Local Variable Operators

The local variables associated with a data element are organized as a LocalVariableSet instance. The supported operators are:

Operator Meaning
get(key) Return the value of associated with the key. The value is 0 if the variable has never been set.
set(key, value)                          Set the variable indexed by key to be equal to value.
toArray() Convert the variable set to an array of key-value pairs.


Shared Variable Operators

The shared variables are organized as a SharedVariableSet instance. The supported operators are:

Operator Meaning
get(key) Return the value of the key. The initial value is 0.
add(key, delta) Add delta to the value of the key.
delayedAdd(key, delta) Same as add, but the operation will not be executed instantly. Instead, it will be executed at the next time that the same element is processed. The delayed operation is useful for reversing a previous operation on the same element, or for passing information to the future.
multiply(key, gamma) Multiply the value of the key by gamma.
declareArray(key, length) Declare an array associated with the key. The length argument indicates the dimension of the array.

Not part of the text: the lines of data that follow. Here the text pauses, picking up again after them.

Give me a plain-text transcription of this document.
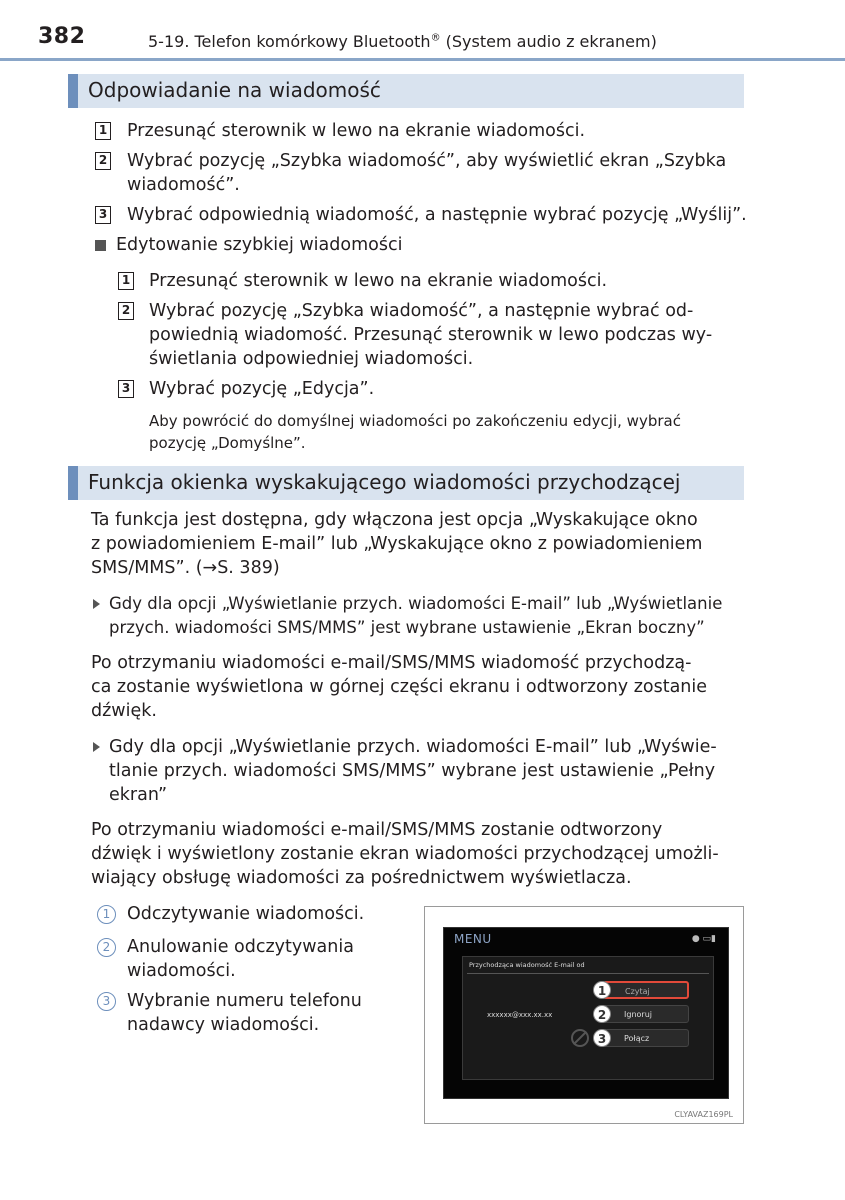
382	5-19. Telefon komórkowy Bluetooth® (System audio z ekranem)
Odpowiadanie na wiadomość
1 Przesunąć sterownik w lewo na ekranie wiadomości.
2 Wybrać pozycję „Szybka wiadomość”, aby wyświetlić ekran „Szybka
wiadomość”.
3 Wybrać odpowiednią wiadomość, a następnie wybrać pozycję „Wyślij”.
Edytowanie szybkiej wiadomości
1 Przesunąć sterownik w lewo na ekranie wiadomości.
2 Wybrać pozycję „Szybka wiadomość”, a następnie wybrać od-
powiednią wiadomość. Przesunąć sterownik w lewo podczas wy-
świetlania odpowiedniej wiadomości.
3 Wybrać pozycję „Edycja”.
Aby powrócić do domyślnej wiadomości po zakończeniu edycji, wybrać
pozycję „Domyślne”.
Funkcja okienka wyskakującego wiadomości przychodzącej
Ta funkcja jest dostępna, gdy włączona jest opcja „Wyskakujące okno
z powiadomieniem E-mail” lub „Wyskakujące okno z powiadomieniem
SMS/MMS”. (→S. 389)
Gdy dla opcji „Wyświetlanie przych. wiadomości E-mail” lub „Wyświetlanie
przych. wiadomości SMS/MMS” jest wybrane ustawienie „Ekran boczny”
Po otrzymaniu wiadomości e-mail/SMS/MMS wiadomość przychodzą-
ca zostanie wyświetlona w górnej części ekranu i odtworzony zostanie
dźwięk.
Gdy dla opcji „Wyświetlanie przych. wiadomości E-mail” lub „Wyświe-
tlanie przych. wiadomości SMS/MMS” wybrane jest ustawienie „Pełny
ekran”
Po otrzymaniu wiadomości e-mail/SMS/MMS zostanie odtworzony
dźwięk i wyświetlony zostanie ekran wiadomości przychodzącej umożli-
wiający obsługę wiadomości za pośrednictwem wyświetlacza.
1 Odczytywanie wiadomości.
2 Anulowanie odczytywania
wiadomości.
3 Wybranie numeru telefonu
nadawcy wiadomości.
MENU	● ▭▮
Przychodząca wiadomość E-mail od
xxxxxx@xxx.xx.xx
Czytaj
Ignoruj
Połącz
1
2
3
CLYAVAZ169PL
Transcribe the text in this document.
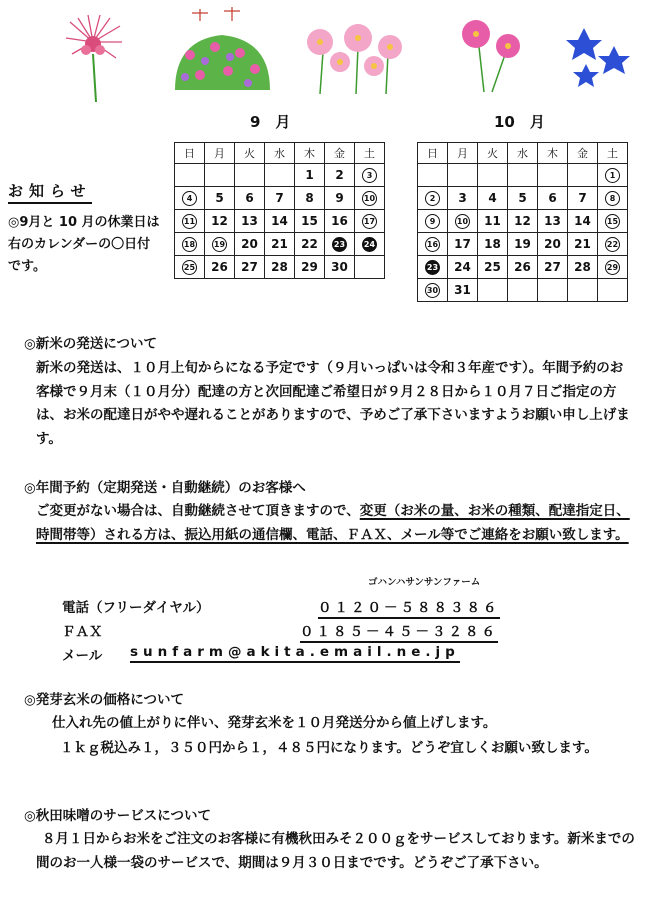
9　月	10　月
日	月	火	水	木	金	土
				1	2	3
4	5	6	7	8	9	10
11	12	13	14	15	16	17
18	19	20	21	22	23	24
25	26	27	28	29	30	
日	月	火	水	木	金	土
						1
2	3	4	5	6	7	8
9	10	11	12	13	14	15
16	17	18	19	20	21	22
23	24	25	26	27	28	29
30	31					
お知らせ
◎9月と 10 月の休業日は右のカレンダーの〇日付です。
◎新米の発送について
新米の発送は、１０月上旬からになる予定です（９月いっぱいは令和３年産です）。年間予約のお客様で９月末（１０月分）配達の方と次回配達ご希望日が９月２８日から１０月７日ご指定の方は、お米の配達日がやや遅れることがありますので、予めご了承下さいますようお願い申し上げます。
◎年間予約（定期発送・自動継続）のお客様へ
ご変更がない場合は、自動継続させて頂きますので、変更（お米の量、お米の種類、配達指定日、時間帯等）される方は、振込用紙の通信欄、電話、ＦＡＸ、メール等でご連絡をお願い致します。
ゴハンハサンサンファーム
電話（フリーダイヤル）	０１２０－５８８３８６
ＦＡＸ	０１８５－４５－３２８６
メール sunfarm@akita.email.ne.jp
◎発芽玄米の価格について
仕入れ先の値上がりに伴い、発芽玄米を１０月発送分から値上げします。
１ｋｇ税込み１，３５０円から１，４８５円になります。どうぞ宜しくお願い致します。
◎秋田味噌のサービスについて
８月１日からお米をご注文のお客様に有機秋田みそ２００ｇをサービスしております。新米までの間のお一人様一袋のサービスで、期間は９月３０日までです。どうぞご了承下さい。
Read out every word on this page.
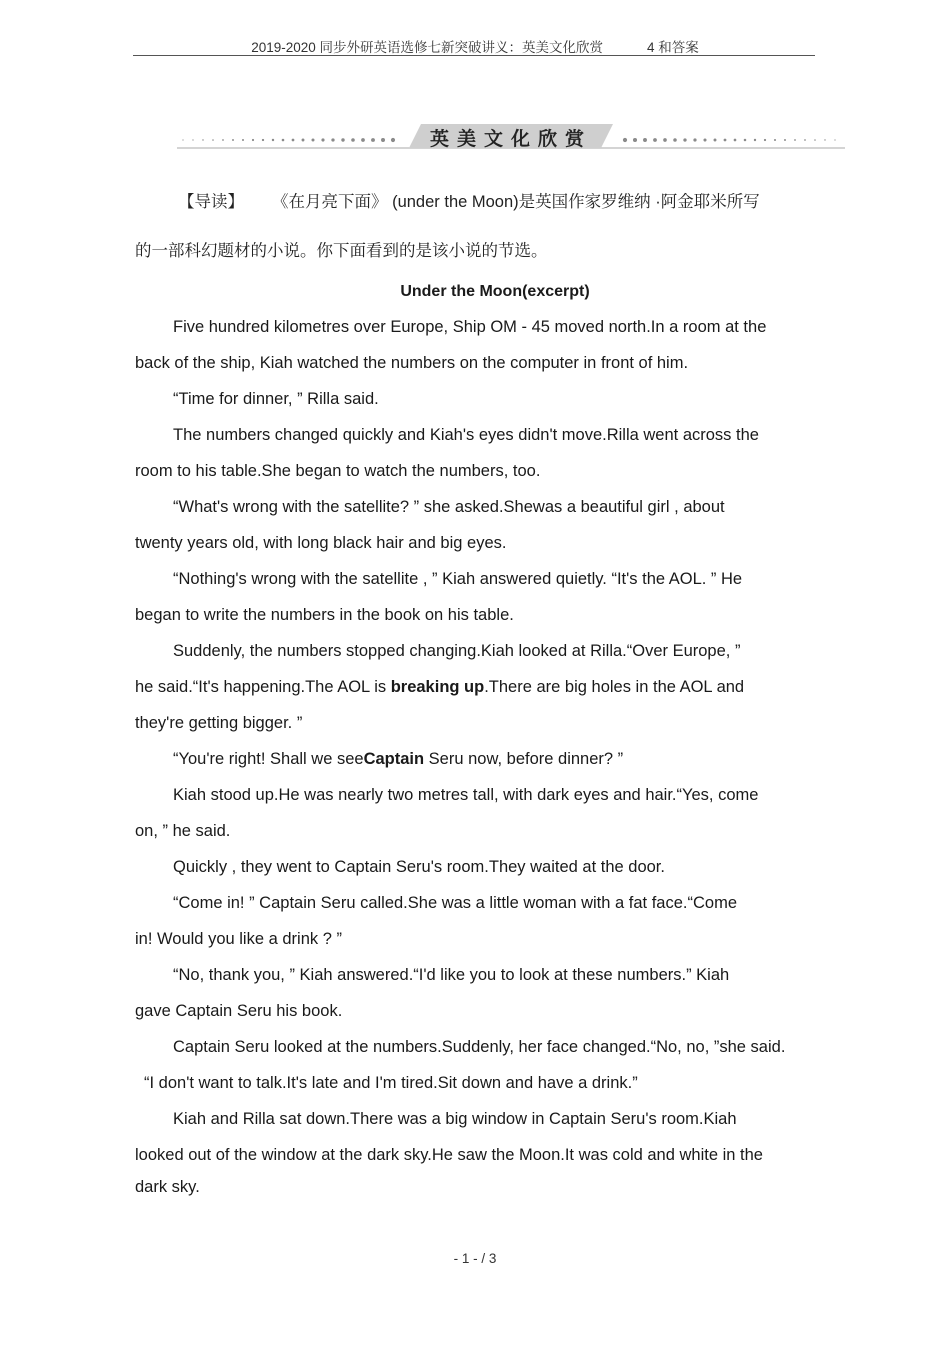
2019-2020 同步外研英语选修七新突破讲义：英美文化欣赏	4 和答案
英美文化欣赏
【导读】 《在月亮下面》 (under the Moon)是英国作家罗维纳 ·阿金耶米所写
的一部科幻题材的小说。你下面看到的是该小说的节选。
Under the Moon(excerpt)
Five hundred kilometres over Europe, Ship OM - 45 moved north.In a room at the
back of the ship, Kiah watched the numbers on the computer in front of him.
“Time for dinner, ” Rilla said.
The numbers changed quickly and Kiah's eyes didn't move.Rilla went across the
room to his table.She began to watch the numbers, too.
“What's wrong with the satellite? ” she asked.Shewas a beautiful girl , about
twenty years old, with long black hair and big eyes.
“Nothing's wrong with the satellite , ” Kiah answered quietly. “It's the AOL. ” He
began to write the numbers in the book on his table.
Suddenly, the numbers stopped changing.Kiah looked at Rilla.“Over Europe, ”
he said.“It's happening.The AOL is breaking up.There are big holes in the AOL and
they're getting bigger. ”
“You're right! Shall we seeCaptain Seru now, before dinner? ”
Kiah stood up.He was nearly two metres tall, with dark eyes and hair.“Yes, come
on, ” he said.
Quickly , they went to Captain Seru's room.They waited at the door.
“Come in! ” Captain Seru called.She was a little woman with a fat face.“Come
in! Would you like a drink ? ”
“No, thank you, ” Kiah answered.“I'd like you to look at these numbers.” Kiah
gave Captain Seru his book.
Captain Seru looked at the numbers.Suddenly, her face changed.“No, no, ”she said.
“I don't want to talk.It's late and I'm tired.Sit down and have a drink.”
Kiah and Rilla sat down.There was a big window in Captain Seru's room.Kiah
looked out of the window at the dark sky.He saw the Moon.It was cold and white in the
dark sky.
- 1 - / 3
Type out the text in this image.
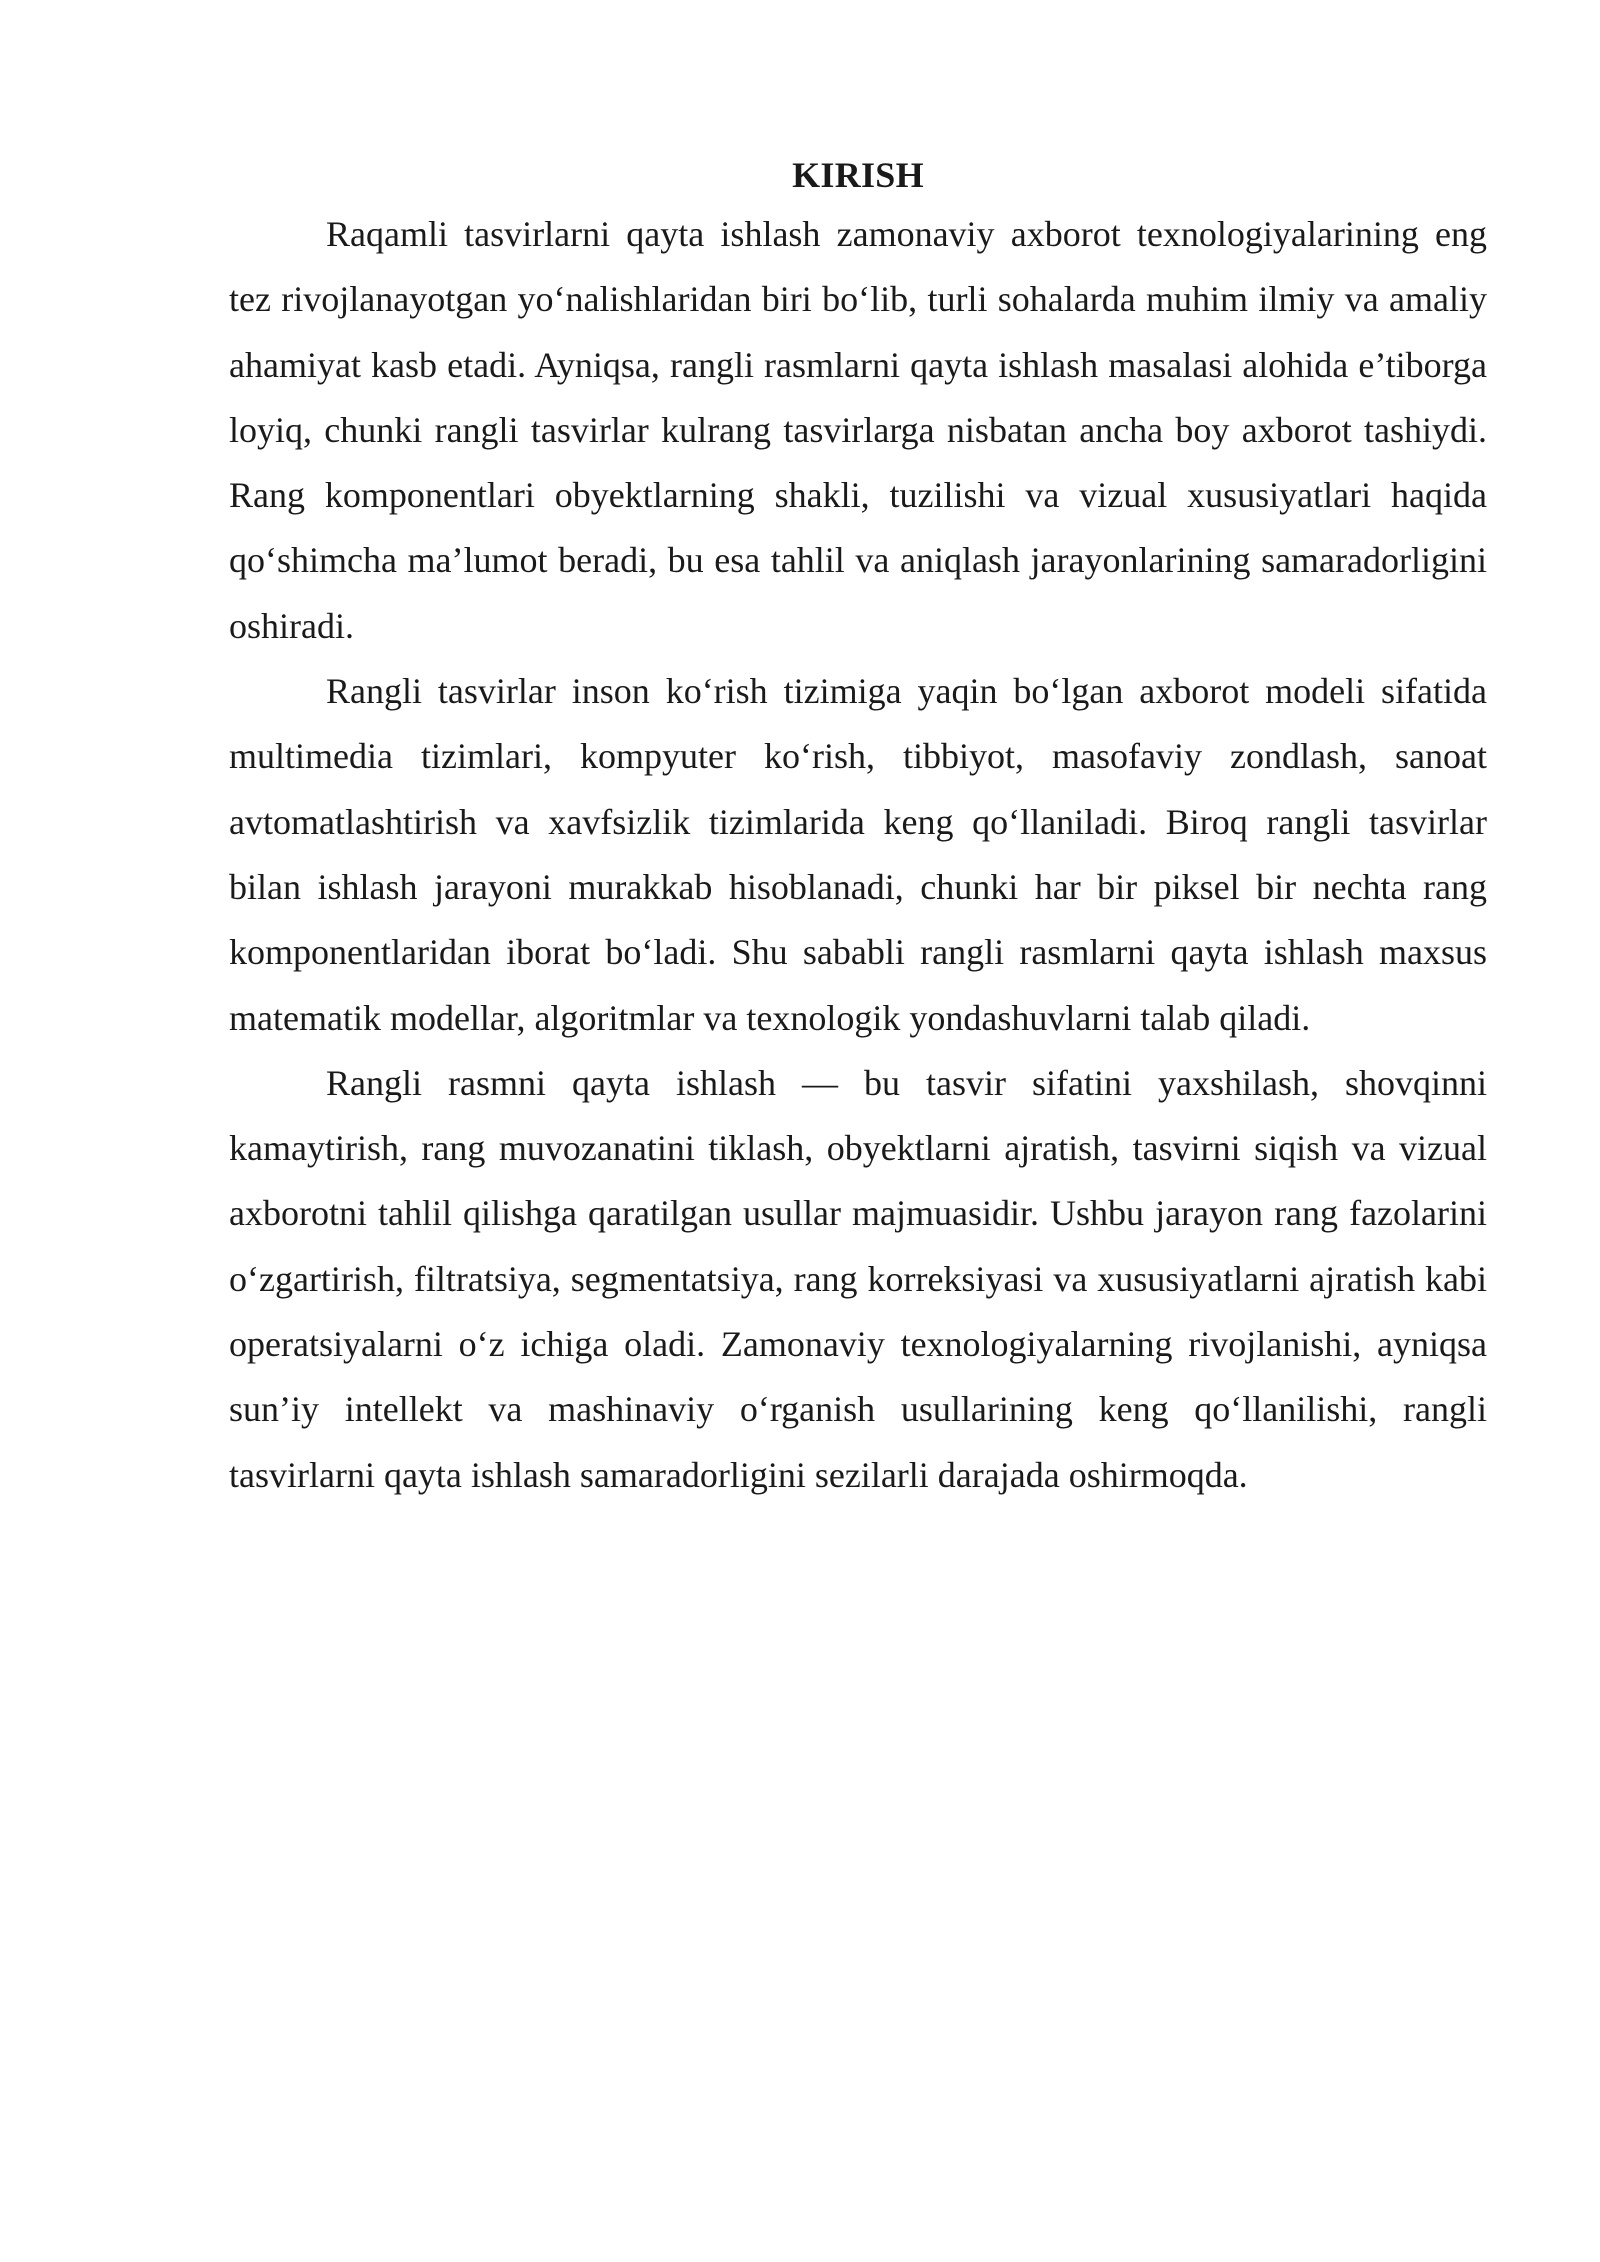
KIRISH

Raqamli tasvirlarni qayta ishlash zamonaviy axborot texnologiyalarining eng tez rivojlanayotgan yo‘nalishlaridan biri bo‘lib, turli sohalarda muhim ilmiy va amaliy ahamiyat kasb etadi. Ayniqsa, rangli rasmlarni qayta ishlash masalasi alohida e’tiborga loyiq, chunki rangli tasvirlar kulrang tasvirlarga nisbatan ancha boy axborot tashiydi. Rang komponentlari obyektlarning shakli, tuzilishi va vizual xususiyatlari haqida qo‘shimcha ma’lumot beradi, bu esa tahlil va aniqlash jarayonlarining samaradorligini oshiradi.

Rangli tasvirlar inson ko‘rish tizimiga yaqin bo‘lgan axborot modeli sifatida multimedia tizimlari, kompyuter ko‘rish, tibbiyot, masofaviy zondlash, sanoat avtomatlashtirish va xavfsizlik tizimlarida keng qo‘llaniladi. Biroq rangli tasvirlar bilan ishlash jarayoni murakkab hisoblanadi, chunki har bir piksel bir nechta rang komponentlaridan iborat bo‘ladi. Shu sababli rangli rasmlarni qayta ishlash maxsus matematik modellar, algoritmlar va texnologik yondashuvlarni talab qiladi.

Rangli rasmni qayta ishlash — bu tasvir sifatini yaxshilash, shovqinni kamaytirish, rang muvozanatini tiklash, obyektlarni ajratish, tasvirni siqish va vizual axborotni tahlil qilishga qaratilgan usullar majmuasidir. Ushbu jarayon rang fazolarini o‘zgartirish, filtratsiya, segmentatsiya, rang korreksiyasi va xususiyatlarni ajratish kabi operatsiyalarni o‘z ichiga oladi. Zamonaviy texnologiyalarning rivojlanishi, ayniqsa sun’iy intellekt va mashinaviy o‘rganish usullarining keng qo‘llanilishi, rangli tasvirlarni qayta ishlash samaradorligini sezilarli darajada oshirmoqda.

The array has to be declared before manipulated. Generally speaking, manipulating an array of real numbers is faster than manipulating the same number of key-value pairs.
getArray(key) Return the array associated with the key. It will return null if the array has not been declared.
getArrayElement(key, ind) Return the array element with index ind. It will return 0 if the array has not been declared.
getArrayElements(key, inds) Return array elements with specified indices inds: Array[Int].
addArray(key, delta) Add delta: Array[Double] to the array associated with the key.
addArrayElement(key, ind, delta) Add delta: Array[Double] to the specified indices inds: Array[Int]. The dimenions of delta and inds should be equal.
addArrayElements(key, inds, delta) Add delta to the array element with index ind.
delayedAddArray(key, delta) The same as addArray, but the operation will not be executed until the next time the same element is processed.
delayedAddArrayElement(key, delta, delta) The same as addArrayElement, but the operation will not be executed until the next time the same element is processed.
multiplyArray(key, gamma) Multiply all elements of the array by a real number gamma. The computation complexity of this operation is O(1), independent of the dimension of the array.
dontSync(key) The system will not synchronize this variable at the next round of synchronization. This will improve the communication efficiency, but may cause unpredictable consistency issues. Don’t register a variable as dontSync unless you are sure that it will never be used by other partitions. The dontSync declaration is only effective at the current iteration.
dontSyncArray(key) The same as dontSync, but the object is an array.


Splash Configurations

The Splash Configuration class allows the user to customize the execution of the algorithm. Given a SplashConf instance spc, the properties are set by

spc.set(propertyName,propertyValue)

Here is a list of configurable properties:

Property Name  Default Value  Meaning
max.thread.num 0 The maximum number of threads to run the algorithm. If max.thread.num = 0, then the maximum number of threads is the number of partitions.
auto.thread true If the value is true, then the system will automatically determine the number of threads to run the algorithm. Otherwise, the number of threads will be equal to the maximum number of threads.
data.per.iteration 1.0 Proportion of local data processed in each iteration. In each iteration, every local thread goes through data.per.iteration proportion of its partition, then all threads synchronize at the end of the iteration. This proportion cannot be greater than 1. If you want to take multiple passes over the dataset in one iteration, use duplicate or duplicateAndReshuffle to enlarge the dataset.